They Live, de John Carpenter | 1988
They Live é definitivamente uma das obras-primas esquecidas de Hollywood da esquerda. Ele conta a história de John Nada, um sujeito puro, desprovido de bens materiais, um trabalhador sem teto em Los Angeles, à deriva. Um dia entre numa igreja abandonada e encontra uma caixa cheia de óculos de sol. E quando ele põe um deles caminhando pelas ruas de L.A., descobre algo estranho. Estes óculos funcionam como óculos de crítica à ideologia. Eles permitem que você veja a mensagem real por trás de toda propaganda, publicidade reluzente, pôsteres, etc. Vivemos, segundo nos dizem, em uma sociedade pós-ideológica, somos desafiados, isso quer dizer, dirigidos pela autoridade social, não como sujeitos, que devem cumprir seu dever, sacrificar-se, mas sujeitos de prazeres. Quando se põe os óculos, você vê uma ditadura na democracia. É uma ordem invisível que sustenta sua aparente liberdade. A explicação para estes estranhos óculos ideológicos é a história típica da "Invasion of the body snatchers". A humanidade já está sobre o controle dos aliens.

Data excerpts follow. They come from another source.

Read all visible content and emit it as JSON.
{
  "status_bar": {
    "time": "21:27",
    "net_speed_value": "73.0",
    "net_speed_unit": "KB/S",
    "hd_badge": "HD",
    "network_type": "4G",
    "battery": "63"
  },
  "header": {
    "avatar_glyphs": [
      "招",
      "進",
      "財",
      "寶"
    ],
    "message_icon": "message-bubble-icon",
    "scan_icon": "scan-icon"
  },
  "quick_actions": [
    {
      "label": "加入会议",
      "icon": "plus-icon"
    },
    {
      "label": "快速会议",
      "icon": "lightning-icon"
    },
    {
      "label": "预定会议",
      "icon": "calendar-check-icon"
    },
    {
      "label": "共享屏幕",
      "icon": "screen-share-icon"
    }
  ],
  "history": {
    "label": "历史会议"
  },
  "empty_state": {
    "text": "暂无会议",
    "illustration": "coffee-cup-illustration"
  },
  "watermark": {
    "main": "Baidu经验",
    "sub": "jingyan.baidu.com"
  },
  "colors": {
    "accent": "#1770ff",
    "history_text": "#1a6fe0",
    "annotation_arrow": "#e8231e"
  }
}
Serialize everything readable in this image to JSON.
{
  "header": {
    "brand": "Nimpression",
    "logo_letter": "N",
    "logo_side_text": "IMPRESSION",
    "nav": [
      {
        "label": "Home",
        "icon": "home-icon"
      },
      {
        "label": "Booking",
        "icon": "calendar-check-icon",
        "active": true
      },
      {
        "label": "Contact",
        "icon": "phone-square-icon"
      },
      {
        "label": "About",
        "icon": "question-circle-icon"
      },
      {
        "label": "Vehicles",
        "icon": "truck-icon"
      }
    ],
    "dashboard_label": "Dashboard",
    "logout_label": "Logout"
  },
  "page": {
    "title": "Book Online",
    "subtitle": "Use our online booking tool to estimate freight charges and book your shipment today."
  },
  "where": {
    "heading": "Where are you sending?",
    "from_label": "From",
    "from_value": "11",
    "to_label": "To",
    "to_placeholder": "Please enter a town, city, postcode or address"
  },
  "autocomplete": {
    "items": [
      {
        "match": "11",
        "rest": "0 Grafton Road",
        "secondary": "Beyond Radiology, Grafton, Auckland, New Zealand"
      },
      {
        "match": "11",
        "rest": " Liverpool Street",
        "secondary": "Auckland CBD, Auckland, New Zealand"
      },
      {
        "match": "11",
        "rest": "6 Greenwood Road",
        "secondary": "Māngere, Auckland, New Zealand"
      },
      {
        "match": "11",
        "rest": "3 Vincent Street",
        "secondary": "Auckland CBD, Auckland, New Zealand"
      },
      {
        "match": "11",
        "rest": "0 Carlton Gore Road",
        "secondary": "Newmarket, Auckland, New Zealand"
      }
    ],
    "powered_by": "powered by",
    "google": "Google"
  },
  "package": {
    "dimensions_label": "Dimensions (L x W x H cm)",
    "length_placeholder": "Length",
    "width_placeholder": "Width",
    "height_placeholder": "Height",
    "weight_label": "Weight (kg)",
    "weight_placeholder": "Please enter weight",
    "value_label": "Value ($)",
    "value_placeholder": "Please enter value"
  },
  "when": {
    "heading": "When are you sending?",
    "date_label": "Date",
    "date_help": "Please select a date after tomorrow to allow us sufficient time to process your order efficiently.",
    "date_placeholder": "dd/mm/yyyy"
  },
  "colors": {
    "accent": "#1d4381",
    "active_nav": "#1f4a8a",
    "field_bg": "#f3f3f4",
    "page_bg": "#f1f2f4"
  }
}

De acordo com o nosso senso comum, pensamos que a ideologia é algo que escurece o céu com nuvens, confunde nossa visão direta. A ideologia deveria ser óculos que distorcem a visão e a crítica a ideologia deveria ser o oposto, você tira os óculos para que finalmente possa ver como são realmente as coisas. Isto, justamente, é o pessimismo do filme They Live, bem justificado. Esta é precisamente a ilusão final: a ideologia não só é imposta a nós, ideologia é o nosso relacionamento espontâneo com o nosso trabalho social, como nós percebemos todos os sentidos. Nós, de alguma maneira, apreciamos nossa ideologia. A saída da ideologia é mostrado de uma maneira maravilhosa em uma cena do filme onde John Nada tenta forçar seu melhor amigo, John Armitage a também usar os óculos. É a cena mais estranha no filme. A luta leva oito, nove minutos. Pode parecer irracional, por que esse cara rejeita tão violentamente colocar os óculos? É como se ele estivesse bem consciente que, espontaneamente, vive numa mentira, que os óculos o farão perceber a verdade, mas que esta verdade pode ser dolorosa. Pode despedaçar muitas de suas ilusões. Este é um paradoxo que temos de aceitar. A extrema violência da libertação. Você tem de ser forçado a ser livre. Se você só confia no seu senso espontâneo de bem-estar ou o que quer que seja você nunca será livre. A liberdade dói.